Right from the start of the trip Beardy's lamp had started playing up, one smack against the rock and it was off. He had spent most of the trip crawling in the shadow of the lamp in front. But by now because of the muddy nature and abuse to the battery Neils lamp had gone out altogether, it was possible to flash it if you bent the cable back on itself. Luckily Beardy carried a spare Petzl Gloom but on examining the headset he realised that the battery must have fallen out and been lost. It was time for a sensible decision to be made: either explore the open passage and then head back out or clean the contacts of the lamp back in the main streamway and head off as quickly as possible.

The thought of being trapped overnight in the dark confines of Mossdale Caverns freezing in a wetsuit is not very welcoming and a rescue would be serious embarrassment especially as no-one had permission to visit the cave.
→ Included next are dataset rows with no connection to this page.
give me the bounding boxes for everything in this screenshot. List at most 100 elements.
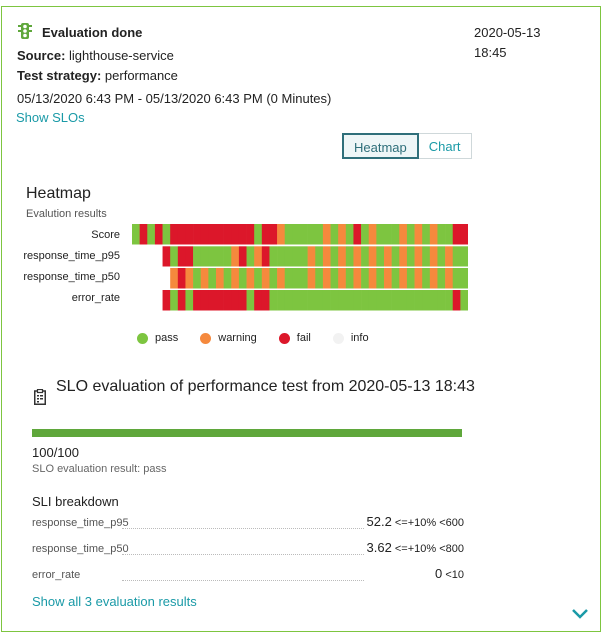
heatmap-cell[interactable] (399, 224, 408, 245)
heatmap-cell[interactable] (384, 290, 392, 311)
heatmap-cell[interactable] (330, 268, 339, 289)
heatmap-cell[interactable] (307, 224, 316, 245)
heatmap-cell[interactable] (162, 246, 171, 267)
heatmap-cell[interactable] (185, 290, 194, 311)
heatmap-cell[interactable] (391, 290, 400, 311)
heatmap-cell[interactable] (223, 224, 232, 245)
heatmap-cell[interactable] (200, 268, 209, 289)
heatmap-cell[interactable] (322, 290, 331, 311)
heatmap-cell[interactable] (147, 246, 156, 267)
heatmap-cell[interactable] (246, 268, 255, 289)
heatmap-cell[interactable] (307, 246, 316, 267)
heatmap-cell[interactable] (170, 224, 179, 245)
heatmap-cell[interactable] (254, 246, 263, 267)
show-all-results-link[interactable]: Show all 3 evaluation results (32, 594, 197, 609)
heatmap-cell[interactable] (292, 290, 301, 311)
heatmap-cell[interactable] (414, 224, 423, 245)
heatmap-cell[interactable] (376, 246, 385, 267)
heatmap-cell[interactable] (307, 268, 316, 289)
heatmap-cell[interactable] (460, 290, 468, 311)
heatmap-cell[interactable] (139, 224, 148, 245)
heatmap-cell[interactable] (391, 268, 400, 289)
heatmap-cell[interactable] (452, 290, 461, 311)
heatmap-cell[interactable] (154, 246, 163, 267)
heatmap-cell[interactable] (399, 290, 408, 311)
heatmap-cell[interactable] (269, 268, 278, 289)
heatmap-cell[interactable] (300, 246, 308, 267)
heatmap-cell[interactable] (414, 268, 423, 289)
heatmap-cell[interactable] (284, 224, 293, 245)
heatmap-cell[interactable] (238, 290, 247, 311)
heatmap-cell[interactable] (322, 224, 331, 245)
heatmap-cell[interactable] (223, 268, 232, 289)
heatmap-cell[interactable] (154, 268, 163, 289)
heatmap-cell[interactable] (231, 268, 240, 289)
heatmap-cell[interactable] (216, 290, 224, 311)
heatmap-cell[interactable] (170, 290, 179, 311)
heatmap-cell[interactable] (193, 224, 202, 245)
heatmap-cell[interactable] (292, 268, 301, 289)
heatmap-cell[interactable] (300, 268, 308, 289)
heatmap-cell[interactable] (223, 290, 232, 311)
heatmap-cell[interactable] (185, 246, 194, 267)
heatmap-cell[interactable] (170, 246, 179, 267)
heatmap-cell[interactable] (284, 246, 293, 267)
heatmap-cell[interactable] (300, 224, 308, 245)
heatmap-cell[interactable] (437, 290, 446, 311)
heatmap-cell[interactable] (261, 246, 270, 267)
heatmap-cell[interactable] (254, 268, 263, 289)
heatmap-cell[interactable] (368, 246, 377, 267)
heatmap-cell[interactable] (139, 246, 148, 267)
heatmap-cell[interactable] (147, 290, 156, 311)
heatmap-cell[interactable] (139, 290, 148, 311)
heatmap-cell[interactable] (452, 268, 461, 289)
heatmap-cell[interactable] (208, 246, 217, 267)
heatmap-cell[interactable] (460, 246, 468, 267)
heatmap-cell[interactable] (185, 268, 194, 289)
heatmap-cell[interactable] (391, 246, 400, 267)
heatmap-cell[interactable] (399, 268, 408, 289)
heatmap-cell[interactable] (177, 290, 186, 311)
heatmap-cell[interactable] (322, 268, 331, 289)
heatmap-cell[interactable] (376, 290, 385, 311)
heatmap-cell[interactable] (384, 268, 392, 289)
heatmap-cell[interactable] (177, 224, 186, 245)
heatmap-cell[interactable] (177, 246, 186, 267)
heatmap-cell[interactable] (292, 246, 301, 267)
heatmap-cell[interactable] (315, 246, 324, 267)
heatmap-cell[interactable] (254, 290, 263, 311)
heatmap-cell[interactable] (391, 224, 400, 245)
heatmap-cell[interactable] (361, 268, 370, 289)
heatmap-cell[interactable] (361, 224, 370, 245)
heatmap-cell[interactable] (399, 246, 408, 267)
heatmap-cell[interactable] (406, 290, 415, 311)
heatmap-cell[interactable] (193, 246, 202, 267)
heatmap-cell[interactable] (246, 246, 255, 267)
heatmap-cell[interactable] (307, 290, 316, 311)
heatmap-cell[interactable] (132, 224, 140, 245)
heatmap-cell[interactable] (361, 290, 370, 311)
heatmap-cell[interactable] (422, 290, 431, 311)
heatmap-cell[interactable] (162, 290, 171, 311)
heatmap-cell[interactable] (284, 290, 293, 311)
tab-chart[interactable]: Chart (418, 133, 472, 159)
heatmap-cell[interactable] (223, 246, 232, 267)
heatmap-cell[interactable] (177, 268, 186, 289)
heatmap-cell[interactable] (162, 224, 171, 245)
heatmap-cell[interactable] (200, 224, 209, 245)
heatmap-cell[interactable] (238, 268, 247, 289)
heatmap-cell[interactable] (170, 268, 179, 289)
heatmap-cell[interactable] (406, 224, 415, 245)
heatmap-cell[interactable] (452, 224, 461, 245)
heatmap-cell[interactable] (154, 224, 163, 245)
heatmap-cell[interactable] (429, 246, 438, 267)
heatmap-cell[interactable] (376, 268, 385, 289)
heatmap-cell[interactable] (376, 224, 385, 245)
heatmap-cell[interactable] (368, 268, 377, 289)
heatmap-cell[interactable] (246, 290, 255, 311)
heatmap-cell[interactable] (246, 224, 255, 245)
heatmap-cell[interactable] (216, 224, 224, 245)
heatmap-cell[interactable] (460, 224, 468, 245)
heatmap-cell[interactable] (261, 290, 270, 311)
heatmap-cell[interactable] (154, 290, 163, 311)
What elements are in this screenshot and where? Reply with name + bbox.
The way on continued to a blockage of boulders but by shifting a couple of rocks entry could be gained to a continuation at a slightly higher level. This was achieved and Beardy crawled forward beneath the hanging death to emerge in more open passage. After shining his lamp back through the pair continued along until a further boulder collapse halted progress. It was at this point the pair called it a day. A good draught and a way through could be seen and all it would require would be the removal of a couple of large boulders with a crowbar. On the way back, almost directly behind them another passage led off at a lower level, this was explored but the obvious way on became complex.

The return journey took longer than anticipated because the pair with only one lamp between them got lost in the boulder choke, finding it difficult to relocate the squeezes that they had pushed which took them back into charted territory. The long slog back through the Marathons had a gruelling effect on their minds and bodies and the pair were relieved to climb out of the boulders to emerge into a starry night. Looking down and seeing the lights of Skipton far off in the distance the pair slowly walked back to the car satisfied after a good days potholing.

It is not definite to say that a way on through the choke has been found but certainly the prospects look good in finding an extension to the 10.5 km long Mossdale Caverns. The next trip should confirm exactly how far the passage will continue and if this is the start of something extensive.